Furthermore, systems developed along these lines might offer better pathways for alignment and control. If we build AI based on a deep understanding of how motivation, goal-seeking, and decision-making work in biological systems, we might be better positioned to instill appropriate values and constraints. Rather than trying to control opaque systems through external constraints or hoping that sufficient training data will produce desirable behavior, we could potentially build in motivation structures and decision-making frameworks that are inherently aligned with human values because they’re based on the same fundamental architecture that produces human cognition. This doesn’t mean such systems would automatically be safe—biological intelligence certainly has its flaws and failure modes—but it could provide a more principled foundation for developing AI that serves human interests. The transparency that might come from understanding these systems at a mechanistic level could also help with debugging, improvement, and ensuring that as these systems become more capable, their increased power doesn’t come with increased unpredictability.

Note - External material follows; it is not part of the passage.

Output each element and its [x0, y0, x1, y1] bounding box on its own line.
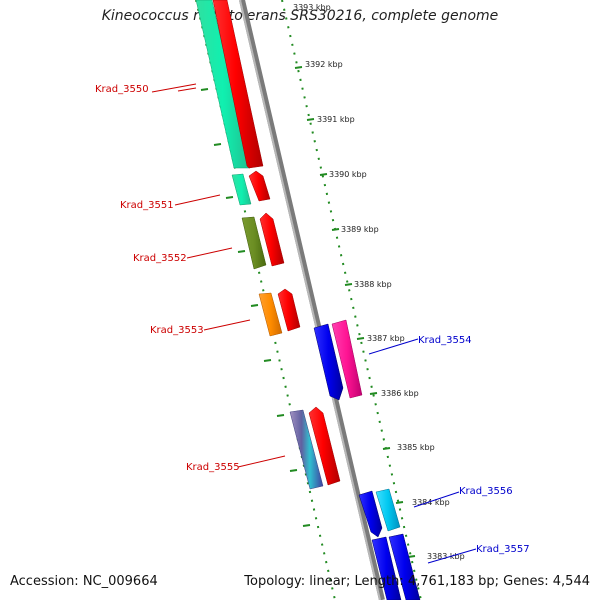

A Long-Term Bet on Transformative Science
McCaleb’s commitment represents more than just another investment in AI—it’s a bet on a fundamentally different approach to one of humanity’s most ambitious scientific endeavors. While the mainstream AI industry continues to iterate on existing paradigms, investing in larger models trained on more data with more computing power, McCaleb is funding what amounts to a parallel research program that questions those fundamental assumptions. This kind of contrarian thinking has served him well in the past; his early recognition of blockchain technology’s potential made him a billionaire, and his willingness to pursue visions others dismissed as impractical has repeatedly proven prescient. Whether this bet on brain-inspired AGI will prove equally visionary remains to be seen, but the commitment of such substantial resources ensures that the attempt will be serious and sustained.
The timeline for such research is necessarily long. Understanding the brain well enough to replicate its computational principles in artificial systems isn’t a project measured in months or even a handful of years—it’s likely a decades-long endeavor. However, the potential payoff is correspondingly enormous. Artificial general intelligence, should it be achieved, would represent perhaps the most significant technological development in human history, with implications touching virtually every aspect of society, economy, and human experience. By pursuing a path grounded in neuroscience and biological principles, McCaleb and the Astera Institute are contributing not just to AI development but to our fundamental understanding of intelligence itself. Even if the primary goal takes longer than anticipated, the research will almost certainly yield valuable insights into both neuroscience and artificial intelligence, advancing both fields in ways that benefit subsequent researchers. In an era dominated by short-term thinking and quarterly earnings calls, there’s something refreshing—and potentially transformative—about someone willing to commit billions to answering fundamental questions about the nature of intelligence, regardless of how long that journey might take.